I remember when I first got started buying and renovating apartment buildings, a broker told me that if you haven’t been sued yet, you’re not really in the business. Fortunately for me, I’ve avoided being sued so far.
But that doesn’t mean I haven’t had to discuss settlements with people. Everyone once in a while, in business, someone wrongs you or you wrong someone and you need to come to some kind of agreement about making things right.
But there’s a problem when you want to talk to someone about a settlement: How do you go about doing so without giving them ammunition to use against you in court if the settlement talks don’t work out?
I asked this question recently to my lawyer, Bob Levinson (who I highly recommend, incidentally) and this is what he told me (Disclaimer: The following is not legal advice and should not be relied upon. Consult your own lawyer!): Settlement negotiations are not admissible as evidence.
What this means in practice is that, if you clearly label a communication with the other party as a settlement offer, they can’t throw it back in your face as a tacit admission of guilt during a trial.
It’s very reasonable, if you think about it.
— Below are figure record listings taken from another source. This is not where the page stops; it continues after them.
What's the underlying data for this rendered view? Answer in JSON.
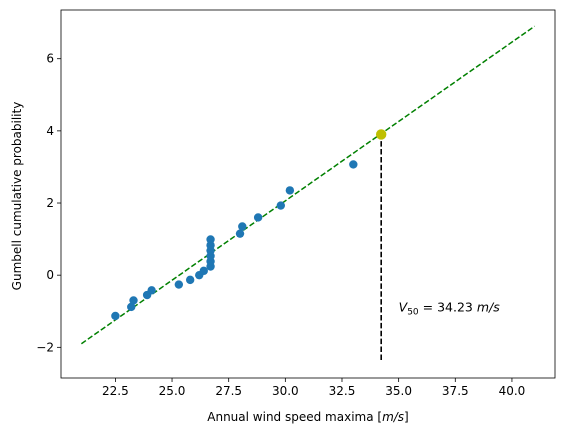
{
  "chart_data": {
    "type": "scatter",
    "xlabel": "Annual wind speed maxima [m/s]",
    "xlabel_parts": {
      "text": "Annual wind speed maxima [",
      "unit": "m/s",
      "close": "]"
    },
    "ylabel": "Gumbell cumulative probability",
    "xlim": [
      20.1,
      41.9
    ],
    "ylim": [
      -2.85,
      7.35
    ],
    "x_ticks": [
      22.5,
      25.0,
      27.5,
      30.0,
      32.5,
      35.0,
      37.5,
      40.0
    ],
    "x_tick_labels": [
      "22.5",
      "25.0",
      "27.5",
      "30.0",
      "32.5",
      "35.0",
      "37.5",
      "40.0"
    ],
    "y_ticks": [
      -2,
      0,
      2,
      4,
      6
    ],
    "y_tick_labels": [
      "−2",
      "0",
      "2",
      "4",
      "6"
    ],
    "grid": false,
    "series": [
      {
        "kind": "points",
        "color": "#1f77b4",
        "x": [
          22.5,
          23.2,
          23.3,
          23.9,
          24.1,
          25.3,
          25.8,
          26.2,
          26.4,
          26.7,
          26.7,
          26.7,
          26.7,
          26.7,
          26.7,
          28.0,
          28.1,
          28.8,
          29.8,
          30.2,
          33.0
        ],
        "y": [
          -1.13,
          -0.88,
          -0.7,
          -0.55,
          -0.42,
          -0.26,
          -0.13,
          0.0,
          0.12,
          0.24,
          0.38,
          0.53,
          0.68,
          0.83,
          0.99,
          1.15,
          1.35,
          1.6,
          1.93,
          2.35,
          3.07
        ]
      },
      {
        "kind": "fit-line",
        "color": "#008000",
        "style": "dashed",
        "x": [
          21.0,
          41.0
        ],
        "y": [
          -1.9,
          6.9
        ]
      },
      {
        "kind": "highlight-point",
        "color": "#bfbf00",
        "x": [
          34.23
        ],
        "y": [
          3.9
        ]
      },
      {
        "kind": "vertical-marker",
        "color": "#000000",
        "style": "dashed",
        "x": 34.23,
        "y_from": -2.35,
        "y_to": 3.9
      }
    ],
    "annotation": {
      "symbol": "V",
      "subscript": "50",
      "equals": " = 34.23 ",
      "unit": "m/s",
      "x": 35.0,
      "y": -0.9
    }
  }
}
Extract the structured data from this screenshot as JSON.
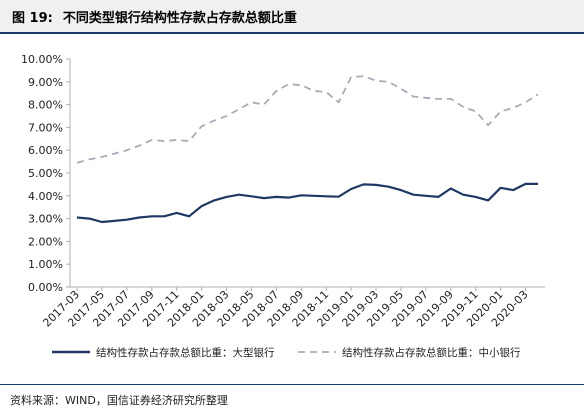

It’s almost always in everyone’s interest to settle cases before they go to court, because it saves everyone money and time. The law doesn’t want to do anything to make it more difficult to settle. Quite the contrary; the law wants to encourage you to settle. So, the law protects either party that makes an offer to do so, in order to help get the ball rolling.
Every once in a while, in business, you run across something that’s well thought-out and reasonable and it makes you smile. This is one of those things.